Но письма 1880 года - для другой повести. А что прежние его грусть и неудовлетворенность неподдельны, как было неподдельным в нем все, засвидетельствовано даже в поэтической форме.

Правда, нам не досталась тетрадь таинственного поэта, скрывавшегося под криптонимом "ВОЛВАП", чьи стихи по мере возникновения читались членам "компании братьев". Но в Ленинградском архиве Академии наук среди конспектов немецких физиологических статей, которые Иван Петрович отштудировал в начале 1877 года, и протоколов экспериментов, которые он тогда ставил под эгидою профессора Устимовича, очутился листок с переводами стихов Гейне и Гёте.
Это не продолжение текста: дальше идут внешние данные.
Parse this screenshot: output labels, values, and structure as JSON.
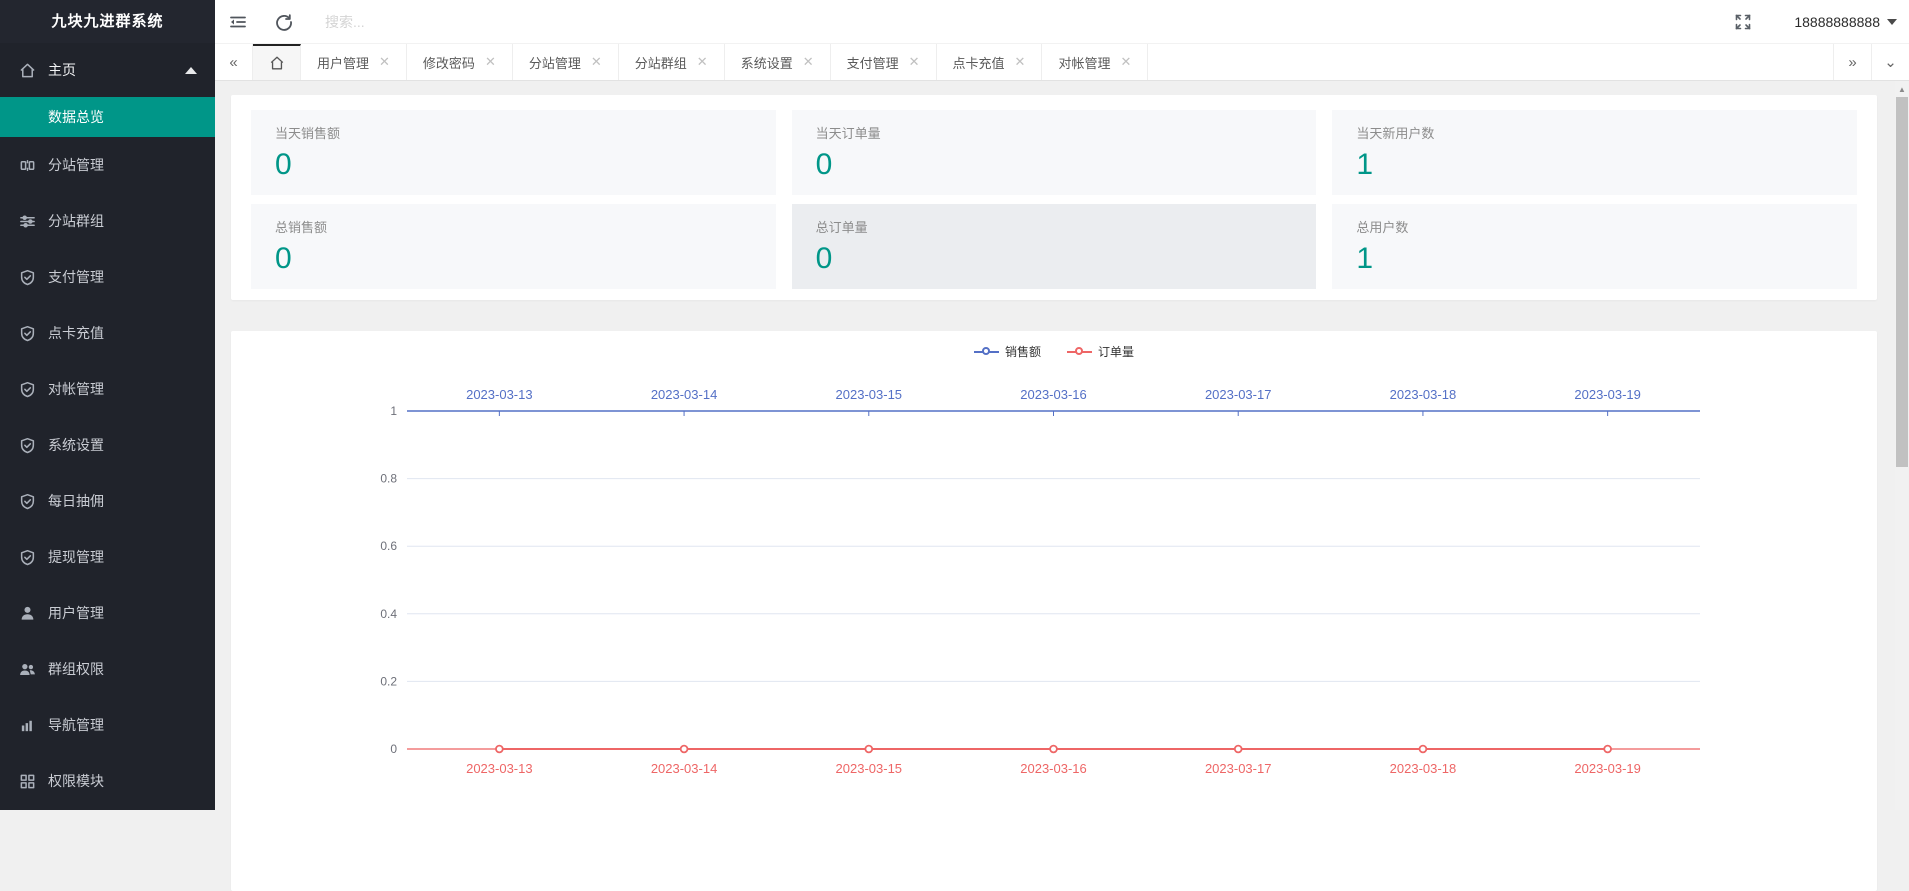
{
  "app": {
    "title": "九块九进群系统",
    "user_phone": "18888888888"
  },
  "topbar": {
    "search_placeholder": "搜索..."
  },
  "sidebar": {
    "home": {
      "label": "主页"
    },
    "active_sub": {
      "label": "数据总览"
    },
    "items": [
      {
        "label": "分站管理",
        "icon": "columns-icon"
      },
      {
        "label": "分站群组",
        "icon": "sliders-icon"
      },
      {
        "label": "支付管理",
        "icon": "shield-check-icon"
      },
      {
        "label": "点卡充值",
        "icon": "shield-check-icon"
      },
      {
        "label": "对帐管理",
        "icon": "shield-check-icon"
      },
      {
        "label": "系统设置",
        "icon": "shield-check-icon"
      },
      {
        "label": "每日抽佣",
        "icon": "shield-check-icon"
      },
      {
        "label": "提现管理",
        "icon": "shield-check-icon"
      },
      {
        "label": "用户管理",
        "icon": "user-icon"
      },
      {
        "label": "群组权限",
        "icon": "users-icon"
      },
      {
        "label": "导航管理",
        "icon": "bars-icon"
      },
      {
        "label": "权限模块",
        "icon": "grid-icon"
      }
    ]
  },
  "tabs": {
    "items": [
      "用户管理",
      "修改密码",
      "分站管理",
      "分站群组",
      "系统设置",
      "支付管理",
      "点卡充值",
      "对帐管理"
    ]
  },
  "stats": {
    "cards": [
      {
        "label": "当天销售额",
        "value": "0"
      },
      {
        "label": "当天订单量",
        "value": "0"
      },
      {
        "label": "当天新用户数",
        "value": "1"
      },
      {
        "label": "总销售额",
        "value": "0"
      },
      {
        "label": "总订单量",
        "value": "0",
        "darker": true
      },
      {
        "label": "总用户数",
        "value": "1"
      }
    ]
  },
  "chart_data": {
    "type": "line",
    "categories": [
      "2023-03-13",
      "2023-03-14",
      "2023-03-15",
      "2023-03-16",
      "2023-03-17",
      "2023-03-18",
      "2023-03-19"
    ],
    "series": [
      {
        "name": "销售额",
        "color": "#5470c6",
        "values": [
          0,
          0,
          0,
          0,
          0,
          0,
          0
        ],
        "axis": "top"
      },
      {
        "name": "订单量",
        "color": "#ee6666",
        "values": [
          0,
          0,
          0,
          0,
          0,
          0,
          0
        ],
        "axis": "bottom"
      }
    ],
    "ylabel": "",
    "xlabel": "",
    "ylim": [
      0,
      1
    ],
    "yticks": [
      0,
      0.2,
      0.4,
      0.6,
      0.8,
      1
    ],
    "grid": true,
    "legend_position": "top-center",
    "grid_color": "#e0e6f1",
    "tick_label_color": "#6e7079"
  },
  "colors": {
    "accent_teal": "#009688",
    "sidebar_bg": "#20232b",
    "series_blue": "#5470c6",
    "series_red": "#ee6666"
  }
}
И перевод гейневского "Ein Fichtenbaum" оказался не только подписан - даже не криптонимом, а инициалами "Ив. П.", - но и помечен точной датой "1877, февраля 2-го", какие ставят, помечая еще и события душевные (под другими стихами даты нет!).

Такая находка - дело серьезное. Гейневский "Ein Fichtenbaum" переводили многие русские поэты, начиная с Лермонтова и Тютчева, Фета и Майкова, - знатокам Гейне известно семнадцать переводов. И когда перевод, подписанный "Ив. П.", был им представлен, оказалось, что он им незнаком, что он оригинален.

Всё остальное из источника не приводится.